И больной, и его приятели, и враги умирают от припадков смеха. Лапоть серьезно продолжает, направляясь уже к мельнице, где Осадчий отпирает замок:

— А если хотите, мы можем и на дом выезжать. Тоже бесплатно, но вы должны заявить за две недели, прислать за профессором лошадей, а кроме того, ведра и вода ваши. Хотите, и папашу вашего вылечим. И мамашу можно.

— Та мамаша у него не болееть такой болезнею, — сквозь хохот заявляет кто‑то.

— Позвольте, я же вас спрашивал о родителях, а вы сказали: та само собой.

— Та ну, — поражается выздоровевший.

Селяне приходят в полное восхищение:

— А га‑га‑га‑га… от смотри ж ты… на ридну маты чого наговорыв…

— Хто?

— Та… Явтух же той… хворый, хворый… Ой, не можу, ой, пропав, слово чести, пропав, от сволочь!

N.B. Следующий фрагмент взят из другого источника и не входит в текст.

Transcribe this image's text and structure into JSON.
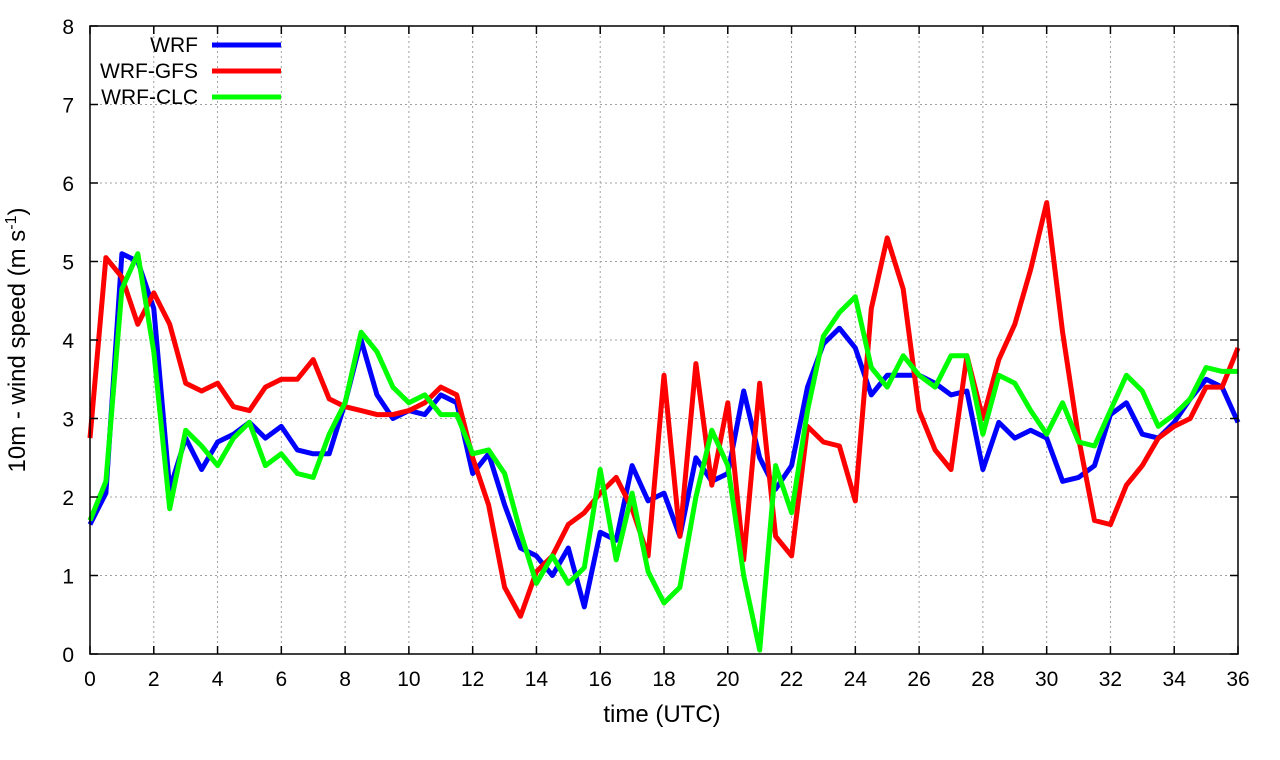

Ну й хлопець же, та хочь бы тоби засмиявся… Добрый доктор…

Лаптя почти с триумфом вносят в мельницу, и в машинное отделение отдается приказание продолжать. Теперь тон работы диаметрально противоположный: клиенты с чрезмерной даже готовностью исполняют все распоряжения Кудлатого, беспрекословно подчиняются установленной очереди и с жадностью прислушиваются к каждому слову Лаптя, который действительно неистощим и на слово и на мимику.

К вечеру помол оканчивается, и селяне нежно пожимают колонистам руки, а усаживаясь на воз, страстно вспоминают:

— А бабушка, каже… Ну й хлопець. От на село хочь бы по одному такому, так нихто и до церкви не ходыв бы.

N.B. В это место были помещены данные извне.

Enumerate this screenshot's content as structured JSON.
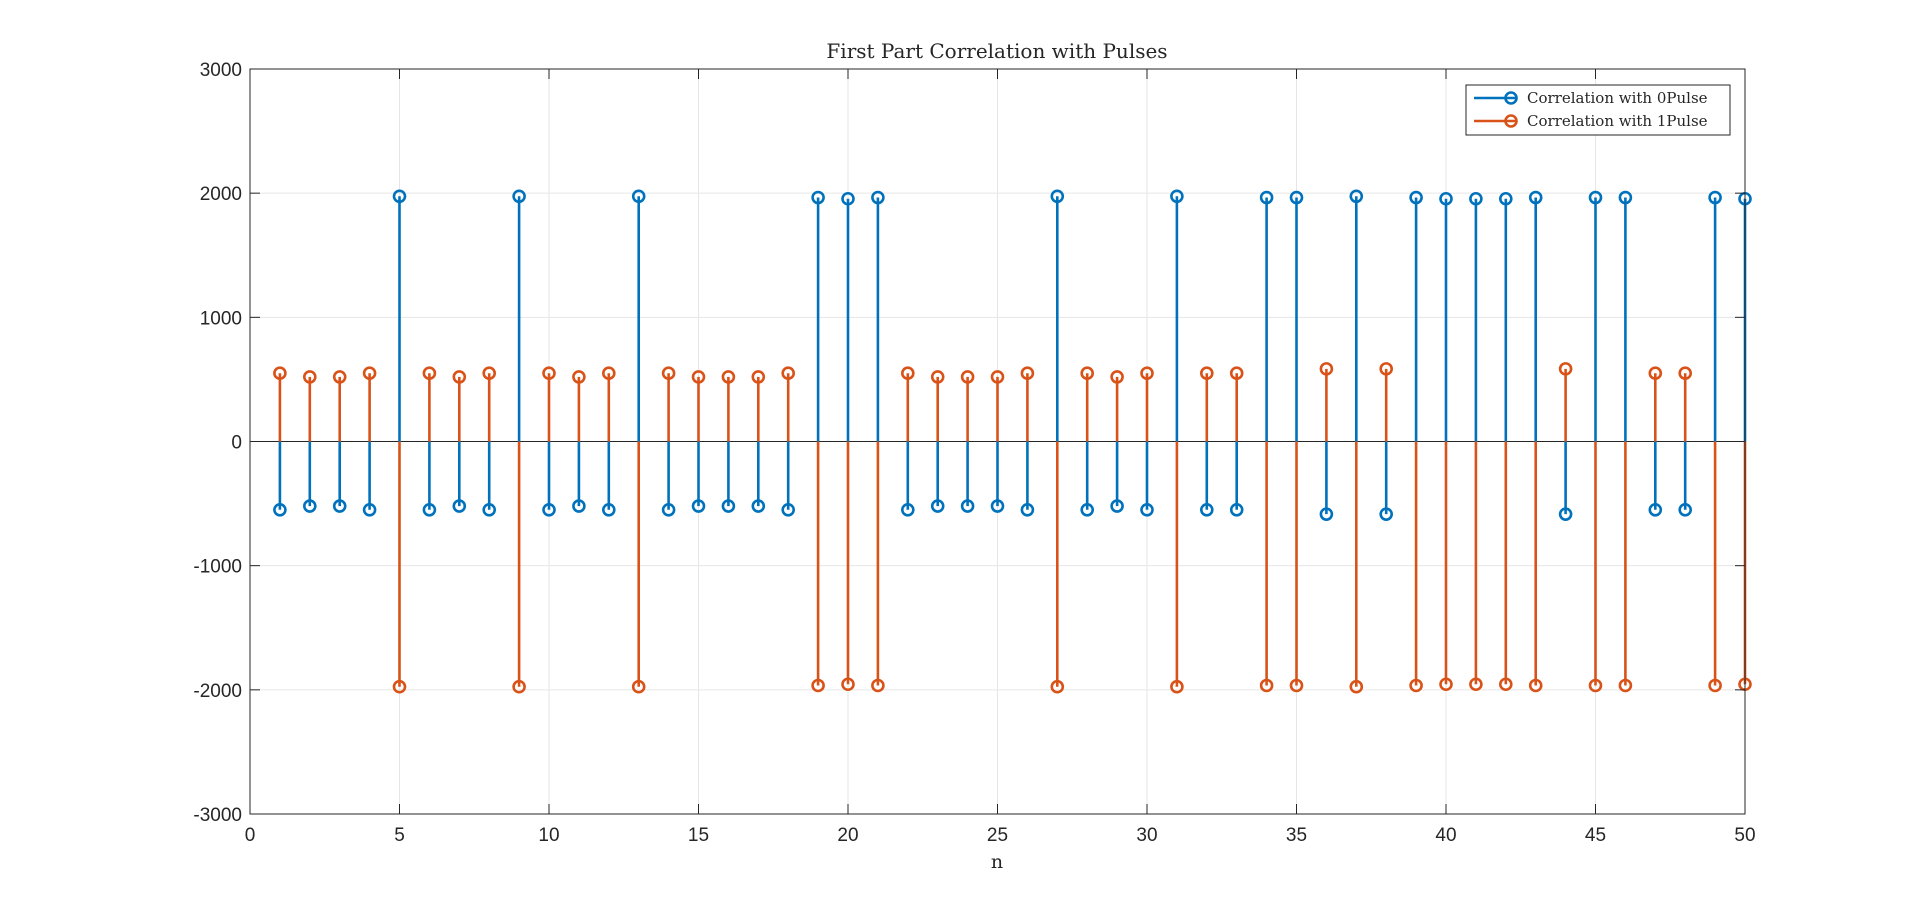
{
  "chart_data": {
    "type": "stem",
    "title": "First Part Correlation with Pulses",
    "xlabel": "n",
    "ylabel": "",
    "xlim": [
      0,
      50
    ],
    "ylim": [
      -3000,
      3000
    ],
    "xticks": [
      "0",
      "5",
      "10",
      "15",
      "20",
      "25",
      "30",
      "35",
      "40",
      "45",
      "50"
    ],
    "yticks": [
      "3000",
      "2000",
      "1000",
      "0",
      "-1000",
      "-2000",
      "-3000"
    ],
    "grid": true,
    "legend_position": "top-right",
    "x": [
      1,
      2,
      3,
      4,
      5,
      6,
      7,
      8,
      9,
      10,
      11,
      12,
      13,
      14,
      15,
      16,
      17,
      18,
      19,
      20,
      21,
      22,
      23,
      24,
      25,
      26,
      27,
      28,
      29,
      30,
      31,
      32,
      33,
      34,
      35,
      36,
      37,
      38,
      39,
      40,
      41,
      42,
      43,
      44,
      45,
      46,
      47,
      48,
      49,
      50
    ],
    "series": [
      {
        "name": "Correlation with 0Pulse",
        "color": "#0072BD",
        "values": [
          -550,
          -520,
          -520,
          -550,
          1975,
          -550,
          -520,
          -550,
          1975,
          -550,
          -520,
          -550,
          1975,
          -550,
          -520,
          -520,
          -520,
          -550,
          1965,
          1955,
          1965,
          -550,
          -520,
          -520,
          -520,
          -550,
          1975,
          -550,
          -520,
          -550,
          1975,
          -550,
          -550,
          1965,
          1965,
          -585,
          1975,
          -585,
          1965,
          1955,
          1955,
          1955,
          1965,
          -585,
          1965,
          1965,
          -550,
          -550,
          1965,
          1955
        ]
      },
      {
        "name": "Correlation with 1Pulse",
        "color": "#D95319",
        "values": [
          550,
          520,
          520,
          550,
          -1975,
          550,
          520,
          550,
          -1975,
          550,
          520,
          550,
          -1975,
          550,
          520,
          520,
          520,
          550,
          -1965,
          -1955,
          -1965,
          550,
          520,
          520,
          520,
          550,
          -1975,
          550,
          520,
          550,
          -1975,
          550,
          550,
          -1965,
          -1965,
          585,
          -1975,
          585,
          -1965,
          -1955,
          -1955,
          -1955,
          -1965,
          585,
          -1965,
          -1965,
          550,
          550,
          -1965,
          -1955
        ]
      }
    ]
  }
}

— Гей, Карпо, що, просох? Га? А голова як? Все добре? А бабушка? Га‑га‑га‑га…

Карпо смущенно улыбается в бороду, поправляя мешки на возу, и вертит головой:

— Не думав ничого, а попав в больныцю…

— А ну, матюкнись, чи не забув?

— Э, ни, теперь разви як Сторожево проидемо, то, може, на коня заматюкается…

— Га‑га‑га‑га…

Слава о водолечебнице девятого отряда скоро разнеслась кругом, и приезжающие к нам помольцы то и дело вспоминали об этом прекрасном учреждении и непременно хотели ближе познакомиться с Лаптем. Лапоть серьезно и дружелюбно подавал им руку:

— Я только первый ассистент. А главный профессор, вот, товарищ Осадчий.

Осадчий холодно оглядывает селян. Селяне осторожно хлопают Лаптя по голым плечам:

— Систент? У нас тепера и на сели, як бува хто загнеть, так кажуть: чи не прывести до тебе водяного ликаря з колонии. Бо, кажуть, вин можеть и до дому выихаты…

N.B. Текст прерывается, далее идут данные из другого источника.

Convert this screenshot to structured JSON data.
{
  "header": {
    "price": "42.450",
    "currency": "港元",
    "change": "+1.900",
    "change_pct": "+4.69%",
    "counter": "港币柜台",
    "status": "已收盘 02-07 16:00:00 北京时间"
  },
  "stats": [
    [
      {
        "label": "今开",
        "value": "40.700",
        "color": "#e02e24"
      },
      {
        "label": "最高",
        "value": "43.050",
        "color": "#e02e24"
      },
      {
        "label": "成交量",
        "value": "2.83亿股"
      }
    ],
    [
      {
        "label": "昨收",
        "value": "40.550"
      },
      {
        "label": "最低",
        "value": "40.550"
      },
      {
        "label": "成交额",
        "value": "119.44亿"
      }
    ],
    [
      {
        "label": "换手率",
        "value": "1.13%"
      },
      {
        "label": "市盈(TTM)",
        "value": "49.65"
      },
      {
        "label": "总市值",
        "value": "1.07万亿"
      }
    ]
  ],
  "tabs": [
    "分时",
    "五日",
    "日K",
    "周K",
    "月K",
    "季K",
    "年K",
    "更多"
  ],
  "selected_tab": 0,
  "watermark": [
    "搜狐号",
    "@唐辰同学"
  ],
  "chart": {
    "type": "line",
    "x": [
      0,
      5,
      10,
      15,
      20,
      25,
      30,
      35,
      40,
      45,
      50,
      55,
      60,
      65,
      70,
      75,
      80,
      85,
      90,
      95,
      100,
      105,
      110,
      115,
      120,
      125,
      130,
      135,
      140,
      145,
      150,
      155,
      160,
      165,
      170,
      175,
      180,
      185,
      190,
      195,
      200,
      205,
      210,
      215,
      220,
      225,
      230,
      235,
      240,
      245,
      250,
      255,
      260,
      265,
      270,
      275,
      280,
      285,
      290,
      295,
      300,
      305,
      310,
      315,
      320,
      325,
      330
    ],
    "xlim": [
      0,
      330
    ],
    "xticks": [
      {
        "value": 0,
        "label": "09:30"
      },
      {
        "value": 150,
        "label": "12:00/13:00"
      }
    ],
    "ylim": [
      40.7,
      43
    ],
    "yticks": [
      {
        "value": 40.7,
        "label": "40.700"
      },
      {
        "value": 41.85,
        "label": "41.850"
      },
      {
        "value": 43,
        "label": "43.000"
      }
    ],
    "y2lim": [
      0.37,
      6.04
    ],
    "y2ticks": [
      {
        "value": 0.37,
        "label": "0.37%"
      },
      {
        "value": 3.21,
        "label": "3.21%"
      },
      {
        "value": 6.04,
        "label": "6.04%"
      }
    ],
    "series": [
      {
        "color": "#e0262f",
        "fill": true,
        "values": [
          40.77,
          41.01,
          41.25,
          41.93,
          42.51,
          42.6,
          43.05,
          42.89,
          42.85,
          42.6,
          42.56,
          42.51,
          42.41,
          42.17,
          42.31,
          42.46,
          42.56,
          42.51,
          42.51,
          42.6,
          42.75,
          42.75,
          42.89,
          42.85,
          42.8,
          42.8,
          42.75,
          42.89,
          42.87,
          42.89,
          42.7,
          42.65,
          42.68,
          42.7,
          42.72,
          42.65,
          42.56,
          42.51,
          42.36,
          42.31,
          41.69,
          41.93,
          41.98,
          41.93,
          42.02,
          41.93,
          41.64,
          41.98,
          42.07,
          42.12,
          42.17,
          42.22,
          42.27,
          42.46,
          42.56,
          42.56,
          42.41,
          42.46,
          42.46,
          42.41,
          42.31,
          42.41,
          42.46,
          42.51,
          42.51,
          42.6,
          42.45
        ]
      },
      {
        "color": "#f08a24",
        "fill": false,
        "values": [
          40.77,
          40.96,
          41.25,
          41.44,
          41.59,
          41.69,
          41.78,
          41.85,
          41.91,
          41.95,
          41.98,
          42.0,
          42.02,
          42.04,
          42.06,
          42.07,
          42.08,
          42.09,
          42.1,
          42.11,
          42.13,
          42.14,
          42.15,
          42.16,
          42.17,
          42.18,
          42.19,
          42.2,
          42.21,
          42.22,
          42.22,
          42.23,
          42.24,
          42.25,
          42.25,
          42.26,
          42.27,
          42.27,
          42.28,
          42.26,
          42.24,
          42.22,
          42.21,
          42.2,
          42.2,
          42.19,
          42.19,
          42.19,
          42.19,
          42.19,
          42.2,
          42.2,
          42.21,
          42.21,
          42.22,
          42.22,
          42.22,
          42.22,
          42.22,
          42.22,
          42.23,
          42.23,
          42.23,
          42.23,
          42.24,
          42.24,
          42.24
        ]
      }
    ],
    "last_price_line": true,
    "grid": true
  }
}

Скоро на мельнице мы добились нашего тона. Было оживленно, весело и бодро, дисциплина ходила на строгих мягких лапах и осторожно, «за ручку», переставляла случайных наарушителей на правильные места.

В июле мы провели перевыборы сельсовета. Без боя Лука Семенович и его друзья сдали позиции. Председателем стал Павло Павлович Николаенко, а из колонистов в сельсовет попал денис Кудлатый.

Четвертый сводный

В конце июля заработал четвертый сводный отряд в составе пятидесяти человек под командой Буруна. Бурун был признанный командир четвертого сводного, и никто из колонистов не претендовал на эту трудную, но почетную роль.

Четвертый сводный отряд работает «от зари до зари». Хлопцы чаще говорили, что он работает «без сигнала», потому что для четвертого сводного ни сигнал на работу, ни сигнал с работы не давался. Четвертый сводный Буруна сейчас работает у молотилки.

В четыре часа утра, после побудки и завтрака, четвертый сводный выстраивается вдоль цветника против главного входа в белый дом. На правом фланге шеренги колонистов выстраиваются все воспитатели. Они, собственно говоря, не обязаны участвовать в работе четвертого сводного, кроме двух, назначенных в порядке рабочего дежурства, но давно уже считается хорошим тоном в колонии поработать в четвертом сводном, и поэтому ни один уважающий себя человек не прозевает приказа об организации четвертого сводного. На правом фланге поместились и Шере, и Калина Иванович, и Силантий Отченаш, и Оксана, и Рахиль, и две прачки, и Спиридон секретарь, и находящийся в отпуску старший вальцовщик с мельницы, и колесный инструктор Козырь, и рыжий и угрюмый наш садовник Мизяк, и его жена, красавица Наденька, и жена Журбина, и еще какие‑то люди — я даже всех и не знаю.

И в шеренге колонистов много добровольцев: свободные члены десятого и девятого отрядов, второго отряда конюхов, третьего отряда коровников — все здесь.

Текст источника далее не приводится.